Wednesday, December 2, 2015

The Fraidy Cat

An essay I wrote a few years ago. 


The Fraidy Cat

            Out in the country, down by the lake, is no place for a fraidy cat. Yet here I find myself, surrounded by more creeping, crawling, flying, hopping, web-spinning creatures than ever slithered across the imagination of a Hollywood horror maven. 
            They’re everywhere: wasps at the window, ants in the pantry, beetles in the bathroom, gnats in the knickknacks. And nowhere, it seems, is unsuitable for spiders. They loaf in the lavatory, hunt in the hallway, clamber in the closet—you name it, they’ve been there.
            I was discussing the unbearableness of this situation with Kismet and Roswell, my feline daughters, and posed what I believed to be a perfectly reasonable solution. “You are predators,” I reminded them. “Go ye therefore and eat bugs.” They both gave me a look of scathing disdain (if you have a cat, you know the look) and proceeded to get on with the terribly important business of lounging about in a regal fashion.
            It’s not that they don’t hunt, of course. Kismet proudly brings me whatever rodent is in season. I thank her sweetly and return same to the Great Outdoors before too much harm results.  Roswell, on the other hand, prefers grasshoppers. She won’t eat them, naturally, just brings them inside to madly chase. I have tried to convey to her that my suggestion was meant to result in fewer bugs in the house, not more.
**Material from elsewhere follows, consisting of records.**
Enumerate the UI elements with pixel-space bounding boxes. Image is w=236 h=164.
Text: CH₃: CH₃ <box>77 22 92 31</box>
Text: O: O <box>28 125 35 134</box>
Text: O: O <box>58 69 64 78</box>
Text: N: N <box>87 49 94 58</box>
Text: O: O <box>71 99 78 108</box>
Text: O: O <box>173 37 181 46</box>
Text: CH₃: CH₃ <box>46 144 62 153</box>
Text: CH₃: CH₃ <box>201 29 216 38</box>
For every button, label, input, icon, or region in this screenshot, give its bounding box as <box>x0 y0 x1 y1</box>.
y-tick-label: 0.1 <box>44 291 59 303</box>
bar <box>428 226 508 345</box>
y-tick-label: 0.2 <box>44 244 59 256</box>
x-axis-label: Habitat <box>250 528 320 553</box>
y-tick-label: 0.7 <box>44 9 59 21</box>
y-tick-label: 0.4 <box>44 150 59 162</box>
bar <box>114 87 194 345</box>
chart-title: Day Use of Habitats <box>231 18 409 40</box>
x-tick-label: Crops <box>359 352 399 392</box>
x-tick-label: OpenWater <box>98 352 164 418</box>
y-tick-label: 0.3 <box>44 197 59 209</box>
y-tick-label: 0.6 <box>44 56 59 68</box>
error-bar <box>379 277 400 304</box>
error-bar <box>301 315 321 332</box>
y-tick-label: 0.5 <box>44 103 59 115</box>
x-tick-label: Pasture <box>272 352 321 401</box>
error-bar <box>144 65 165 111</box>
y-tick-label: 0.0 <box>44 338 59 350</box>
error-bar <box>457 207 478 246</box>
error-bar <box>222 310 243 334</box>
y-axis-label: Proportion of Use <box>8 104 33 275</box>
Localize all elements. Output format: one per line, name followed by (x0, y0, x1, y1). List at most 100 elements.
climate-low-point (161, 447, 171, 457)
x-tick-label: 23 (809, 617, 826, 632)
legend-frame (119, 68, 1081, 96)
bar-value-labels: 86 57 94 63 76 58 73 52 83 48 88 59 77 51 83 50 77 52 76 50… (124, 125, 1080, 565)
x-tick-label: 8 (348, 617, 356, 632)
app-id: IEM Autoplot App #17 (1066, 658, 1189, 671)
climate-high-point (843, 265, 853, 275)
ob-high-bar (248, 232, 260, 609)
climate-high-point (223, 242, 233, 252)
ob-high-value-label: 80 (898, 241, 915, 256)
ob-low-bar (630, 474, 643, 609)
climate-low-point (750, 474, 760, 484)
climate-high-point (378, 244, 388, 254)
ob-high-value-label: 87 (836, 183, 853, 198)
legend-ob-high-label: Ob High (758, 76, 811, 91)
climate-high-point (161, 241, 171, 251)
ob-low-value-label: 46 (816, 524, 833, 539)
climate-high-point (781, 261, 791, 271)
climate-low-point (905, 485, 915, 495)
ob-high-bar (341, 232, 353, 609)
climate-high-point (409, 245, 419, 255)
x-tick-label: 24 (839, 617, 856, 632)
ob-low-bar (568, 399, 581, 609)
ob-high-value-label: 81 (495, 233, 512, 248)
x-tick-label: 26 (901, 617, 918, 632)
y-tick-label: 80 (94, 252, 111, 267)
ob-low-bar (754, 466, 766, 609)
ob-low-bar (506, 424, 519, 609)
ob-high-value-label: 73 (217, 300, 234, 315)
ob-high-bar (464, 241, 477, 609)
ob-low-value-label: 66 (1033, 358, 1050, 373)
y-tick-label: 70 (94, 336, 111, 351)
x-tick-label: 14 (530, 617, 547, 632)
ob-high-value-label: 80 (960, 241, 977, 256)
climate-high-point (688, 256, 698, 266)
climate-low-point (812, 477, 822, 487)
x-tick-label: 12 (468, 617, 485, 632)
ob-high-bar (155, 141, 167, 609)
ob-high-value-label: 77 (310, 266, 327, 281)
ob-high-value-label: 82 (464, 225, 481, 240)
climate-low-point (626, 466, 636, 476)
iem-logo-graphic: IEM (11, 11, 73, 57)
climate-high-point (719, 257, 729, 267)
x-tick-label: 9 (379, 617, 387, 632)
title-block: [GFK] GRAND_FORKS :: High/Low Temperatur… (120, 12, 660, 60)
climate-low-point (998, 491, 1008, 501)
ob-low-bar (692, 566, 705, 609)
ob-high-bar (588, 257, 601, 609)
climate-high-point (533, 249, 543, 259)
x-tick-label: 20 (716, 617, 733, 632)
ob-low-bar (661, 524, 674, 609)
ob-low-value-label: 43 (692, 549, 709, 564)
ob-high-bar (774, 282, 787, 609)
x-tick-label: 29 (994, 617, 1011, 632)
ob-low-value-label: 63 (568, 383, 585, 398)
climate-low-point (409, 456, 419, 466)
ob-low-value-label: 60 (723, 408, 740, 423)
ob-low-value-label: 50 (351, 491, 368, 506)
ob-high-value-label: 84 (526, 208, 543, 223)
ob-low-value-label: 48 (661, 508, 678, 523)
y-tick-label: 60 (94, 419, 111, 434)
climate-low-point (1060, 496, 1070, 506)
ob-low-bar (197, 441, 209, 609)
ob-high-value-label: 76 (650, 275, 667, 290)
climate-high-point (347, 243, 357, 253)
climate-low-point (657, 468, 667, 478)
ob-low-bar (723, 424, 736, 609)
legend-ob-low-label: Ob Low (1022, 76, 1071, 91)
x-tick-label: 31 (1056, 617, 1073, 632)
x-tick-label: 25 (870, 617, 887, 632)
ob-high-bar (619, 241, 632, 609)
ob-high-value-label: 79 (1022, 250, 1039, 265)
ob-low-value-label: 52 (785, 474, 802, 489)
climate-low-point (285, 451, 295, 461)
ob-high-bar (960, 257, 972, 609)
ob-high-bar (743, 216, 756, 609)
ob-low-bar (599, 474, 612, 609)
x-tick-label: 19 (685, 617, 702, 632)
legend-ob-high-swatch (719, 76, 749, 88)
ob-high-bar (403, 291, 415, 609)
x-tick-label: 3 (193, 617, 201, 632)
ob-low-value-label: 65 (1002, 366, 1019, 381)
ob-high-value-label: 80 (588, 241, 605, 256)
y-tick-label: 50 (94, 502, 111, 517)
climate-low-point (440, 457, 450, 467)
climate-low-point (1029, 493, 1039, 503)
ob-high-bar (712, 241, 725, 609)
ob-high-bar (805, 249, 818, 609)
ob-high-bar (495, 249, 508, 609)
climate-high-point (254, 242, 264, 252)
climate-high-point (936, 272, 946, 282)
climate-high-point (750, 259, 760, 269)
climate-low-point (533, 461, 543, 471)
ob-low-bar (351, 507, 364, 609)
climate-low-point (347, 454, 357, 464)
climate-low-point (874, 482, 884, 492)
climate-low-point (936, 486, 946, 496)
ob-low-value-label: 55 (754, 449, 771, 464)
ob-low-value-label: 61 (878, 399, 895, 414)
She doesn’t care, being a cat.
            So, I had given up expecting my darlings to be of any use whatever in protecting me from the ongoing invasion of things-with-too-many-legs. I decided to let sleeping cats lie and Kismet was doing just that on her favorite pillow, my stomach. She opened her eyes when I scratched her head, blinked lazily at me, then fixed her gaze on a point high above, at ceiling level. I watched her big green eyes drift slowly down, down, down . . . when the sudden realization that there’s only one thing that wafts vertically downwards like that had me shoving her off and rolling aside just before the spider landed in bed.  It was brown and spindly-legged—the most dangerous kind. I dispatched it quickly, then grabbed Kismet up in a grateful hug. “You saved me from a brown recluse, Kizzie!”
            Her look (you know the one) seemed to say, “Of course, what else?” 
            Not to be outdone, Roswell, some weeks later, hopped up next to me on the bed for a nap—and continued hop-hop-hopping across the quilt in full predator mode, leading me to hop-hop-hop out of the way of a large and shaggy spider. When we were all through hopping (the spider, permanently) I exclaimed to my savior, “Rozzie, you do care!”
            To which she replied with a look (yes, that one) plainly saying, “Care about what?”
            Those two don’t fool me anymore. I know they’re my guardian angels. They just save their heroics for when it counts: when they feel like it.

2 comments:

  1. Hilarious! I particularly love the last two paragraphs. You know your cats, lady!